Whether the sign is satisfactory or not can hardly be the point. It’s just good to know that there are answers at all so if the almighty universe wants to throw you a bone so you can then reinsert a little bit of order into the chaos and uncertainty, you take it. For better or for worse.

But wait a minute … hold on there, little fellow. A group of voices call out from the darkness. They’re not buying any of it. From global warming to the validity of an equation used to derive wind chill, they’re simply not buying it. I think it has something to do with the lure of contradiction. Maybe we all just want to hold on to whatever it is that makes us feel unique and so we slip into the role of devil’s advocate, willingly substituting facts with opinions as if they are freely interchangeable.

Larry: Always! Actions always have consequences! In this office, actions have consequences!

Clive Park (David Kang): Yes sir.

Larry: Not just physics. Morally.

Clive : Yes.

Larry: And we both know about your actions.

Clive: No sir. I know about my actions.

Larry: I can interpret, Clive. I know what you meant me to understand.

Clive: Meer sir my sir.

Larry: Meer sir my sir?

Clive: Mere... surmise. Sir. Very uncertain.

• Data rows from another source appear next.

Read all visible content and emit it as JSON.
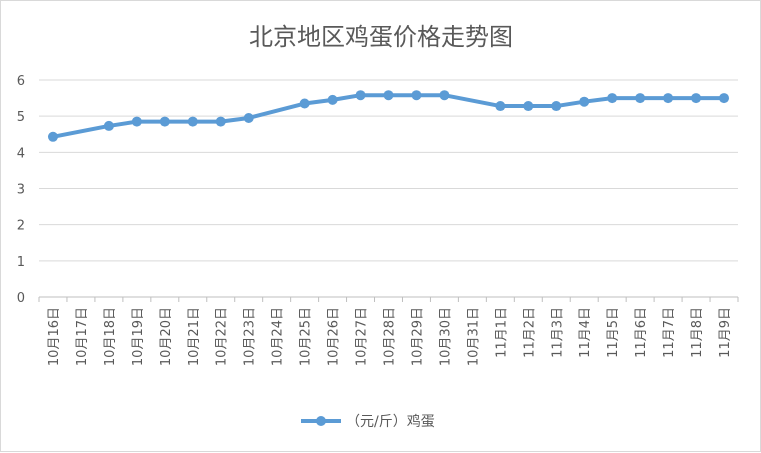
{
  "chart_data": {
    "type": "line",
    "title": "北京地区鸡蛋价格走势图",
    "categories": [
      "10月16日",
      "10月17日",
      "10月18日",
      "10月19日",
      "10月20日",
      "10月21日",
      "10月22日",
      "10月23日",
      "10月24日",
      "10月25日",
      "10月26日",
      "10月27日",
      "10月28日",
      "10月29日",
      "10月30日",
      "10月31日",
      "11月1日",
      "11月2日",
      "11月3日",
      "11月4日",
      "11月5日",
      "11月6日",
      "11月7日",
      "11月8日",
      "11月9日"
    ],
    "series": [
      {
        "name": "（元/斤）鸡蛋",
        "color": "#5b9bd5",
        "x": [
          "10月16日",
          "10月18日",
          "10月19日",
          "10月20日",
          "10月21日",
          "10月22日",
          "10月23日",
          "10月25日",
          "10月26日",
          "10月27日",
          "10月28日",
          "10月29日",
          "10月30日",
          "11月1日",
          "11月2日",
          "11月3日",
          "11月4日",
          "11月5日",
          "11月6日",
          "11月7日",
          "11月8日",
          "11月9日"
        ],
        "values": [
          4.43,
          4.73,
          4.85,
          4.85,
          4.85,
          4.85,
          4.95,
          5.35,
          5.45,
          5.58,
          5.58,
          5.58,
          5.58,
          5.28,
          5.28,
          5.28,
          5.4,
          5.5,
          5.5,
          5.5,
          5.5,
          5.5
        ]
      }
    ],
    "yticks": [
      "0",
      "1",
      "2",
      "3",
      "4",
      "5",
      "6"
    ],
    "ylim": [
      0,
      6
    ],
    "grid": true,
    "legend_position": "bottom"
  }
}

Oh, what the hell do I know? I just want to watch the damn game tonight but can’t even manage to do that. Apparently there is a patch of clouds somewhere off to the east or the west or wherever the damn satellite is pointing so it looks like it is pretty much game over for me. Coincidentally, the same can be said about a girl who is out on the street, not two blocks from where I write this right now. She is getting closer and closer to an alley where a figure—a man?—is hiding in the shadows. It doesn’t look like it will end well at all for the girl, but this is where our story abruptly ends, leaving us once again without essential data.